I hate to have to say it, but this article deepened even further my fear and hopelessness for American society. I can see what he points out, especially since in my misguided youth I helped the growth of these trends. Sigh, more guilt. Having seen and lived a better way since then, I greatly regret my early embrace of ideas 1 and 2. But 3 is arguably the most critical, and as Dr. Gushee points out, has been growing for much longer.

The idea of liberty, that everyone should be free to live a life of their own choosing, goes back to at least the eighteenth century Enlightenment movement. It’s pretty hard to argue with, especially considering the thought prevailing before then: that everyone was either free or slave. A lot of Western thought, at least, taught or implied that one’s estate was divinely ordained. You don’t like being a slave? Hard cheese, property. Think you know better than God? Dr. Gushee expressed it this way:

"My claim here is that the western intellectual heritage -- I speak especially of historic Christianity and Judaism -- trained people for a very long time to orient their lives around living rightly, as right living was prescribed by their faith. There was a given moral framework to the universe and our responsibility was to fit our lives to that framework, which, of course, these faith traditions believed came from God. "

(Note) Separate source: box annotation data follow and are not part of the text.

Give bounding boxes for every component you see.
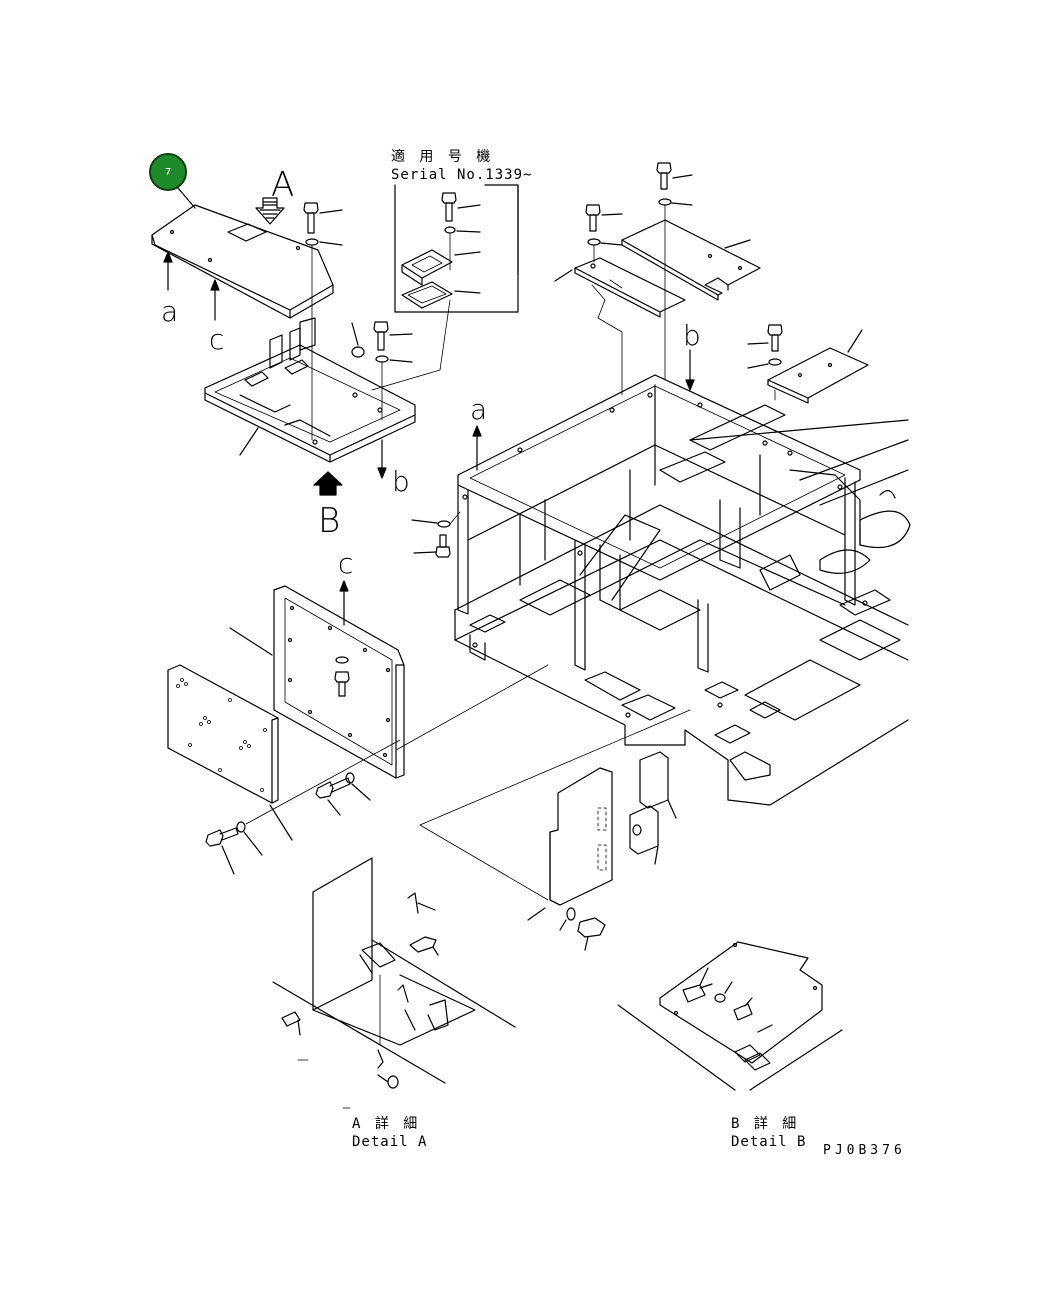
detail-a-drawing: [272, 857, 516, 1109]
serial-number-box: [371, 184, 519, 391]
serial-note-en: Serial No.1339~: [391, 167, 533, 183]
ref-arrow-a-frame: [472, 425, 482, 471]
cab-frame: [457, 374, 861, 673]
bolts-rear-panel: [205, 739, 401, 875]
ref-arrow-b-frame: [685, 349, 695, 391]
rear-panel: [229, 585, 405, 779]
bolt-frame: [373, 321, 413, 421]
bolt-frame-left: [411, 511, 461, 558]
under-cover-frame: [204, 317, 416, 463]
bolt-top-cover: [303, 202, 343, 441]
right-cover-plate: [747, 324, 869, 404]
ref-letter-a-frame: a: [470, 393, 488, 426]
item-number-badge[interactable]: 7: [149, 153, 187, 191]
serial-note-jp: 適 用 号 機: [391, 149, 494, 165]
top-plates: [554, 162, 761, 396]
ref-arrows-top-cover: [163, 251, 220, 321]
view-a-arrow: [255, 197, 285, 225]
panel-leader: [395, 664, 549, 751]
ref-letter-c-panel: c: [338, 547, 354, 580]
ref-letter-b-top: b: [683, 319, 701, 352]
ref-arrow-c-panel: [339, 580, 349, 626]
detail-a-title-en: Detail A: [352, 1134, 428, 1150]
ref-letter-b-lower: b: [392, 465, 410, 498]
side-panel-perforated: [167, 664, 293, 841]
view-b-arrow: [313, 471, 343, 496]
detail-a-title-jp: A 詳 細: [352, 1116, 421, 1132]
badge-leader-line: [177, 187, 196, 209]
item-number: 7: [164, 166, 172, 178]
grommet: [351, 322, 365, 358]
drawing-code: PJ0B376: [823, 1143, 906, 1158]
detail-b-drawing: [617, 941, 843, 1091]
detail-b-title-en: Detail B: [731, 1134, 807, 1150]
ref-letter-a-left: a: [161, 295, 179, 328]
view-b-label: B: [318, 501, 341, 541]
ref-arrow-b-down: [377, 439, 387, 479]
top-cover: [151, 204, 334, 319]
detail-b-title-jp: B 詳 細: [731, 1116, 800, 1132]
frame-base: [454, 419, 911, 806]
view-a-label: A: [271, 165, 295, 205]
side-brackets: [419, 709, 691, 951]
ref-letter-c-left: c: [209, 323, 225, 356]
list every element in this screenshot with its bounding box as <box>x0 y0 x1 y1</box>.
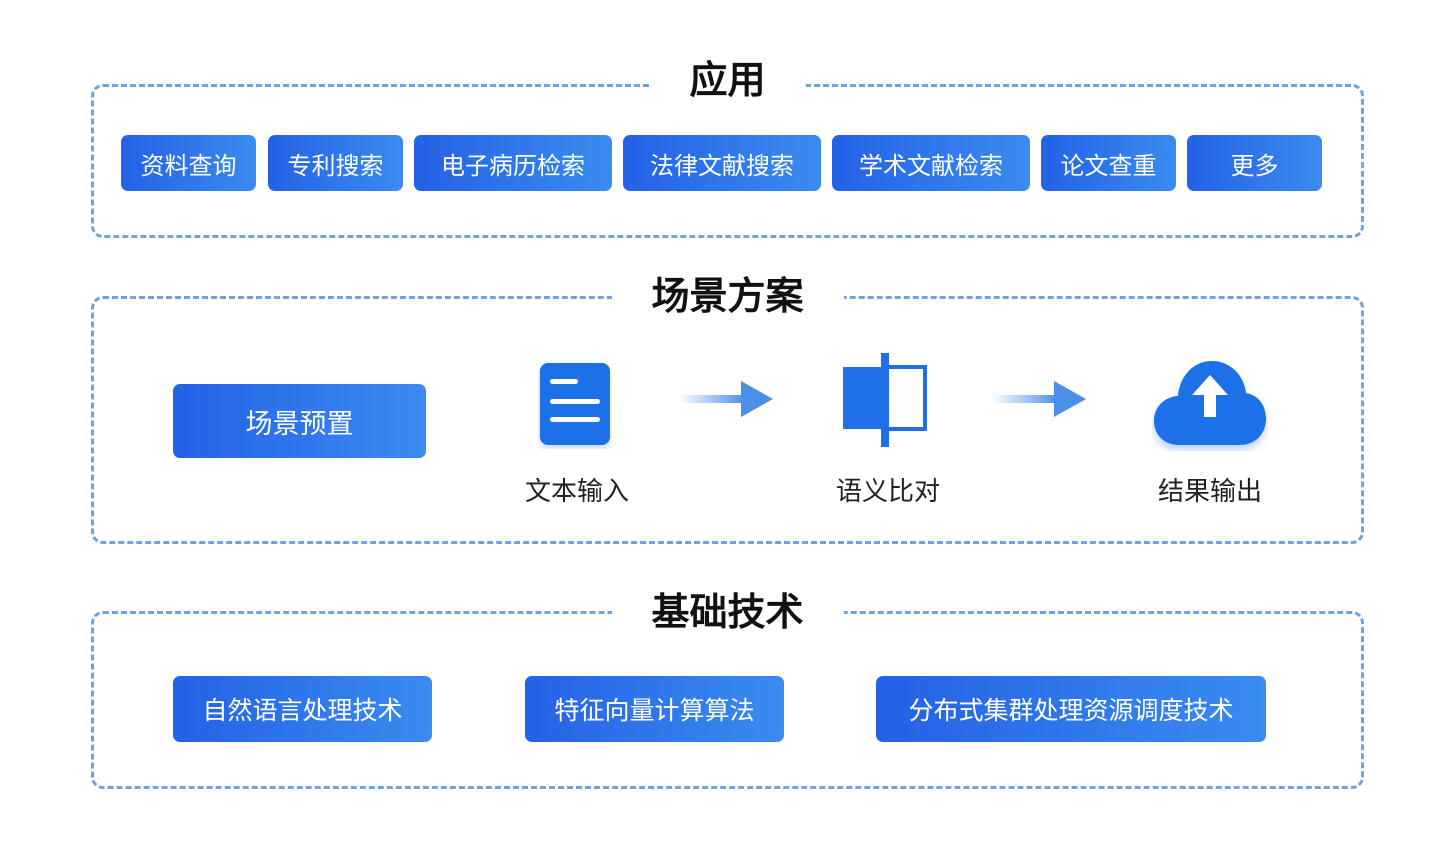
application-section: 应用 资料查询 专利搜索 电子病历检索 法律文献搜索 学术文献检索 论文查重 更… <box>91 55 1364 238</box>
document-icon <box>540 363 610 445</box>
scenario-preset-button[interactable]: 场景预置 <box>173 384 426 458</box>
scenario-section: 场景方案 场景预置 文本输入 语义比对 <box>91 271 1364 544</box>
arrow-right-icon <box>679 381 773 417</box>
application-title: 应用 <box>649 55 806 105</box>
app-item-document-query[interactable]: 资料查询 <box>121 135 256 191</box>
scenario-title: 场景方案 <box>611 271 844 321</box>
tech-item-distributed-scheduling[interactable]: 分布式集群处理资源调度技术 <box>876 676 1266 742</box>
tech-item-nlp[interactable]: 自然语言处理技术 <box>173 676 432 742</box>
technology-section: 基础技术 自然语言处理技术 特征向量计算算法 分布式集群处理资源调度技术 <box>91 587 1364 789</box>
tech-item-feature-vector-algorithm[interactable]: 特征向量计算算法 <box>525 676 784 742</box>
step-label-text-input: 文本输入 <box>524 477 630 507</box>
technology-title: 基础技术 <box>611 587 844 637</box>
app-item-academic-doc-search[interactable]: 学术文献检索 <box>832 135 1030 191</box>
app-item-legal-doc-search[interactable]: 法律文献搜索 <box>623 135 821 191</box>
app-item-paper-plagiarism-check[interactable]: 论文查重 <box>1041 135 1176 191</box>
app-item-medical-record-search[interactable]: 电子病历检索 <box>414 135 612 191</box>
compare-icon <box>843 353 927 447</box>
app-item-more[interactable]: 更多 <box>1187 135 1322 191</box>
cloud-upload-icon <box>1154 361 1266 445</box>
step-label-semantic-compare: 语义比对 <box>835 477 941 507</box>
step-label-result-output: 结果输出 <box>1157 477 1263 507</box>
app-item-patent-search[interactable]: 专利搜索 <box>268 135 403 191</box>
arrow-right-icon <box>992 381 1086 417</box>
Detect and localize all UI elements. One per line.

When the Enlightenment intellectuals began to question this attitude towards life, Liberty became the prime value: if God is not defining my life, then I should be. At least, I want to be. But this makes a real problem: how do people live together? What do we do when my freedom conflicts with yours? And conflict it will.

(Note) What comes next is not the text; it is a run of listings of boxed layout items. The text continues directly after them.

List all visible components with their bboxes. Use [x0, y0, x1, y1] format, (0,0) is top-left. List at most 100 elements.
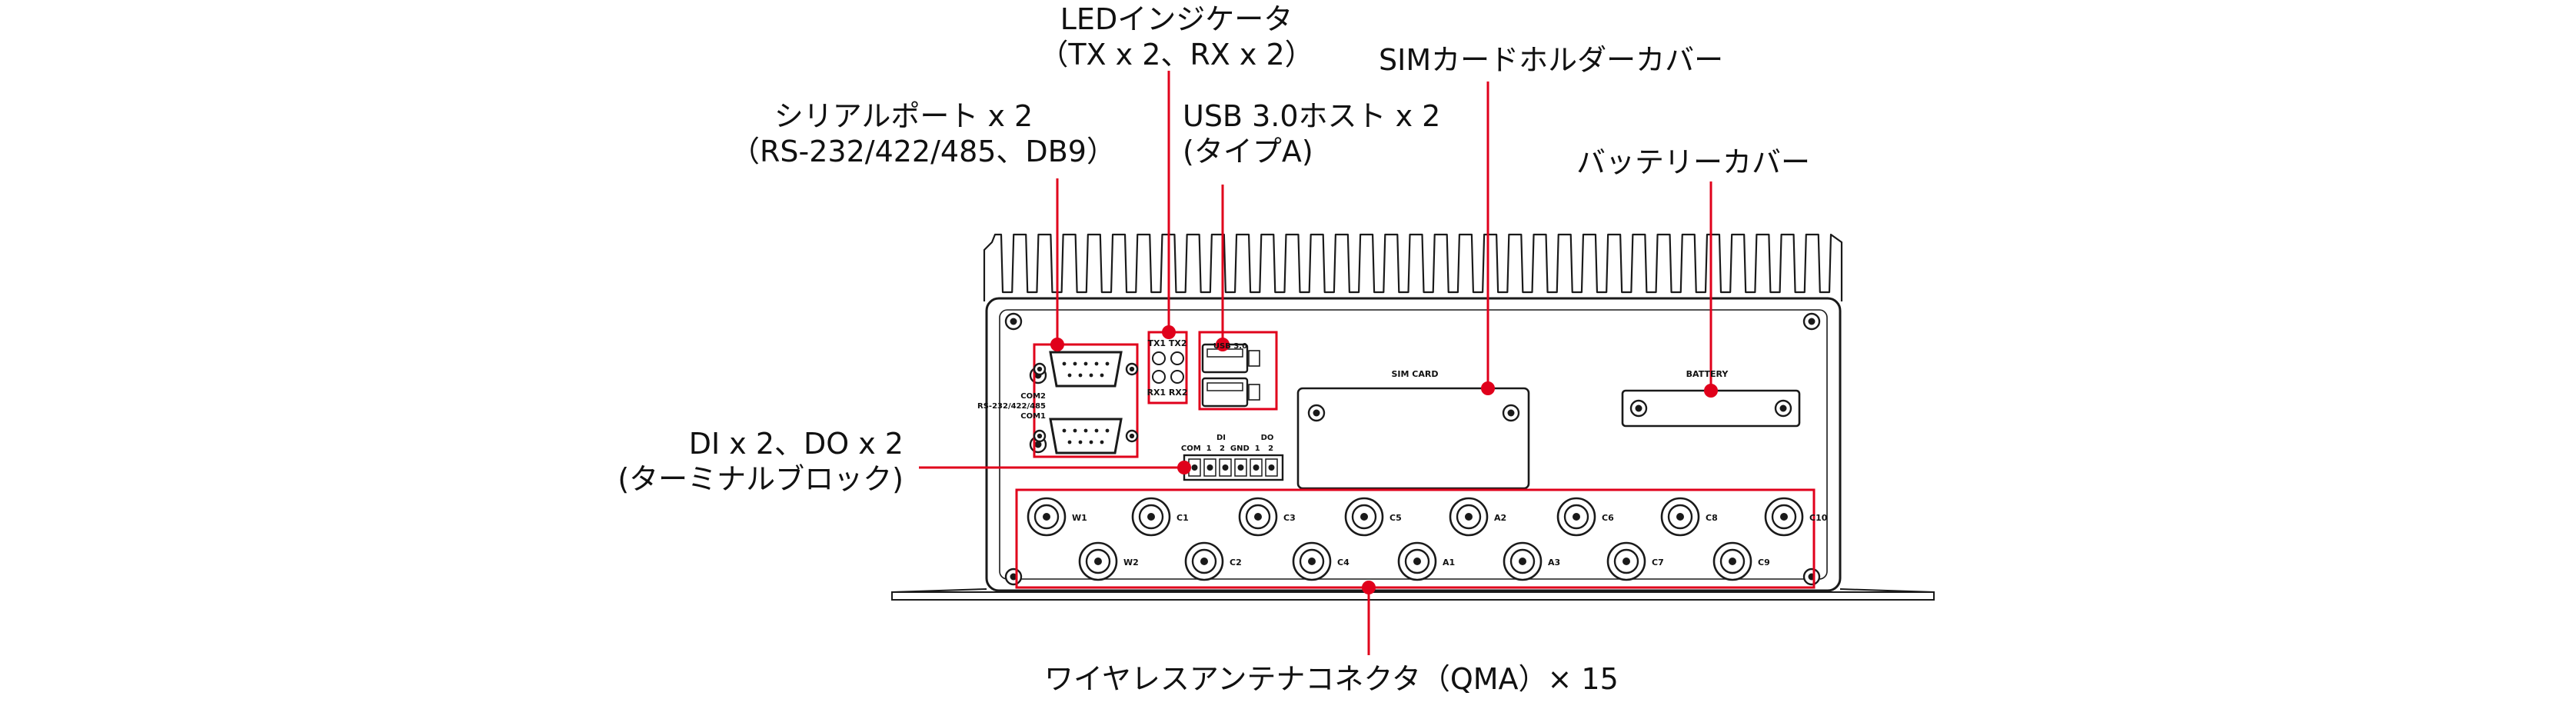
- antenna-connector-w2-pin: [1094, 558, 1102, 565]
- callout-led-line1: LEDインジケータ: [1060, 2, 1293, 36]
- led-4: [1170, 370, 1184, 384]
- db9-com1-port-pin-top-5: [1105, 428, 1110, 433]
- antenna-connector-c1-label: C1: [1177, 513, 1189, 523]
- db9-com2-port: [1049, 351, 1123, 388]
- antenna-connector-c7-label: C7: [1652, 558, 1664, 568]
- sim-cover-plate: [1296, 387, 1530, 490]
- heatsink-fins: [983, 233, 1843, 301]
- leader-antenna-dot: [1362, 581, 1376, 594]
- antenna-connector-c10-pin: [1780, 513, 1788, 521]
- antenna-highlight-box: [1015, 488, 1816, 589]
- mount-edge-right: [1839, 588, 1935, 593]
- antenna-connector-c5-label: C5: [1390, 513, 1402, 523]
- db9-com2-port-pin-top-1: [1062, 361, 1067, 366]
- sim-cover-screw-right-head: [1507, 409, 1515, 417]
- terminal-screw-2: [1206, 464, 1213, 471]
- callout-usb-line1: USB 3.0ホスト x 2: [1183, 99, 1441, 133]
- antenna-connector-w2-label: W2: [1123, 558, 1139, 568]
- db9-com2-port-pin-top-4: [1094, 361, 1099, 366]
- db9-com1-port-pin-top-3: [1083, 428, 1088, 433]
- callout-sim-card-cover: SIMカードホルダーカバー: [1379, 43, 1724, 77]
- mounting-bracket: [891, 588, 1935, 601]
- antenna-connector-a2-pin: [1465, 513, 1473, 521]
- sim-card-cover: [1296, 387, 1530, 490]
- usb-port-1-latch: [1248, 350, 1260, 367]
- com1-label: COM1: [1020, 412, 1046, 421]
- leader-battery-cover-dot: [1704, 384, 1718, 398]
- callout-dido-line2: (ターミナルブロック): [617, 462, 904, 496]
- leader-sim-cover-dot: [1481, 381, 1495, 395]
- leader-serial-dot: [1050, 338, 1064, 351]
- usb-port-2-tongue: [1206, 382, 1243, 391]
- panel-screw-3-head: [1010, 573, 1017, 581]
- leader-led-dot: [1162, 325, 1176, 339]
- callout-serial-ports: シリアルポート x 2 （RS-232/422/485、DB9）: [731, 98, 1116, 169]
- db9-com2-port-pin-top-2: [1073, 361, 1077, 366]
- callout-antenna-connectors: ワイヤレスアンテナコネクタ（QMA）× 15: [1044, 662, 1619, 696]
- db9-com1-port: [1049, 418, 1123, 454]
- db9-com1-port-pin-bottom-3: [1089, 440, 1093, 444]
- antenna-connector-c1-pin: [1147, 513, 1155, 521]
- terminal-screw-1: [1191, 464, 1198, 471]
- terminal-screw-4: [1237, 464, 1244, 471]
- antenna-connector-c2-pin: [1200, 558, 1208, 565]
- led-3: [1152, 370, 1166, 384]
- sim-cover-screw-left-head: [1313, 409, 1320, 417]
- usb-highlight-box: [1198, 331, 1278, 411]
- db9-com2-port-pin-top-5: [1105, 361, 1110, 366]
- panel-screw-2-head: [1808, 318, 1816, 325]
- db9-com2-port-pin-bottom-2: [1078, 373, 1083, 378]
- antenna-connector-c4-pin: [1308, 558, 1316, 565]
- db9-com2-port-screw-left-head: [1037, 366, 1043, 372]
- antenna-connector-c3-label: C3: [1283, 513, 1296, 523]
- antenna-connector-c2-label: C2: [1230, 558, 1242, 568]
- callout-dido-line1: DI x 2、DO x 2: [688, 427, 904, 461]
- terminal-screw-3: [1222, 464, 1229, 471]
- db9-com2-port-pin-bottom-3: [1089, 373, 1093, 378]
- antenna-connector-c6-label: C6: [1602, 513, 1614, 523]
- led-rx-label: RX1 RX2: [1147, 388, 1187, 398]
- db9-com2-port-pin-top-3: [1083, 361, 1088, 366]
- db9-com1-port-pin-bottom-4: [1100, 440, 1104, 444]
- db9-com1-port-pin-bottom-2: [1078, 440, 1083, 444]
- antenna-connector-c8-label: C8: [1706, 513, 1718, 523]
- rs-standard-label: RS-232/422/485: [977, 402, 1046, 411]
- leader-usb-dot: [1216, 338, 1230, 351]
- terminal-block: [1183, 454, 1284, 481]
- led-tx-label: TX1 TX2: [1147, 338, 1186, 348]
- callout-di-do: DI x 2、DO x 2 (ターミナルブロック): [538, 426, 904, 497]
- db9-com1-port-pin-top-2: [1073, 428, 1077, 433]
- panel-screw-6-head: [1034, 441, 1042, 448]
- db9-com2-port-pin-bottom-1: [1067, 373, 1072, 378]
- usb-port-2-latch: [1248, 384, 1260, 401]
- callout-led-indicators: LEDインジケータ （TX x 2、RX x 2）: [1023, 2, 1330, 72]
- battery-label: BATTERY: [1686, 369, 1729, 379]
- com2-label: COM2: [1020, 392, 1046, 401]
- terminal-screw-6: [1268, 464, 1275, 471]
- antenna-connector-c8-pin: [1676, 513, 1684, 521]
- antenna-connector-c10-label: C10: [1809, 513, 1828, 523]
- terminal-pin-labels: COM 1 2 GND 1 2: [1181, 444, 1273, 453]
- db9-com1-port-screw-left-head: [1037, 433, 1043, 439]
- db9-com1-port-pin-bottom-1: [1067, 440, 1072, 444]
- db9-com1-port-screw-right-head: [1129, 433, 1135, 439]
- usb-ports: [1198, 331, 1278, 411]
- antenna-connector-c7-pin: [1622, 558, 1630, 565]
- antenna-connector-c6-pin: [1573, 513, 1580, 521]
- serial-ports: [1033, 343, 1139, 458]
- mount-plate: [891, 591, 1935, 601]
- callout-usb-line2: (タイプA): [1183, 135, 1313, 168]
- led-indicators: [1147, 331, 1188, 404]
- db9-com1-port-pin-top-1: [1062, 428, 1067, 433]
- sim-card-label: SIM CARD: [1392, 369, 1439, 379]
- db9-com1-port-pin-top-4: [1094, 428, 1099, 433]
- terminal-do-label: DO: [1261, 434, 1274, 442]
- panel-screws: [1004, 312, 1821, 586]
- terminal-di-label: DI: [1216, 434, 1226, 442]
- callout-usb-ports: USB 3.0ホスト x 2 (タイプA): [1183, 98, 1440, 169]
- serial-highlight-box: [1033, 343, 1139, 458]
- antenna-connector-c9-pin: [1729, 558, 1736, 565]
- battery-cover-screw-left-head: [1635, 404, 1642, 412]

This, I think, inescapably results in a system of radical selfishness. Whether the “enlightened self-interest” of the secular humanist or a naked sociopathic “me-first”, anyone else’s interest must be secondary to mine. After all, it’s my “right!” I’m only seeking justice! This strikes me as a terrible, ultimately suicidal way to run a society. Dr. Gushee describes it thus: “Society becomes a chaotic collision of rights-claims, with everything ending up in court.” This cannot be a stable situation; as the famous Mr. Dooley said “the supreme court follows the election returns.” I know judges greatly respect precedent, but they’re only human. They make mistakes, which either higher judges or subsequent judges must correct. And they have personality conflicts, like any group of people. Mr. Dooley again: “An appeal is asking one court to show its contempt for another court.”

The only solution, I believe as a Christian, is love. God was exactly correct in commanding that we love our neighbor as we love ourselves. In love, the other’s happiness is what makes our own happiness possible. When I act in love, I ignore my rights. My concern is for the rights of the ones I love. No one needs a court; we strive to make our lovers happy. And if this works against our own interests, so be it. It’s worth it to make them happy. But even among Christians who believe in an afterlife, in heaven, this requires trust. It requires trust that the ones we love also love us, and have the same care for our happiness that we have for theirs. And trust is a very fragile commodity.

In this world of Original Sin (as we Catholics call it), where we cannot count on love, we have no clear and obvious way to run a stable society. Probably the best human-only system is something like capitalism, where competing selfishnesses balance against each other. But capitalism is not ultimately stable; it is a balance which can be lost if one actor becomes too strong. The current economic times demonstrate that pretty clearly.

And on the original topic, abortion, who would be the Lorax for the unborn? If justice, and even existence, can only be secured by screaming for “My Rights!”, how can the voiceless survive?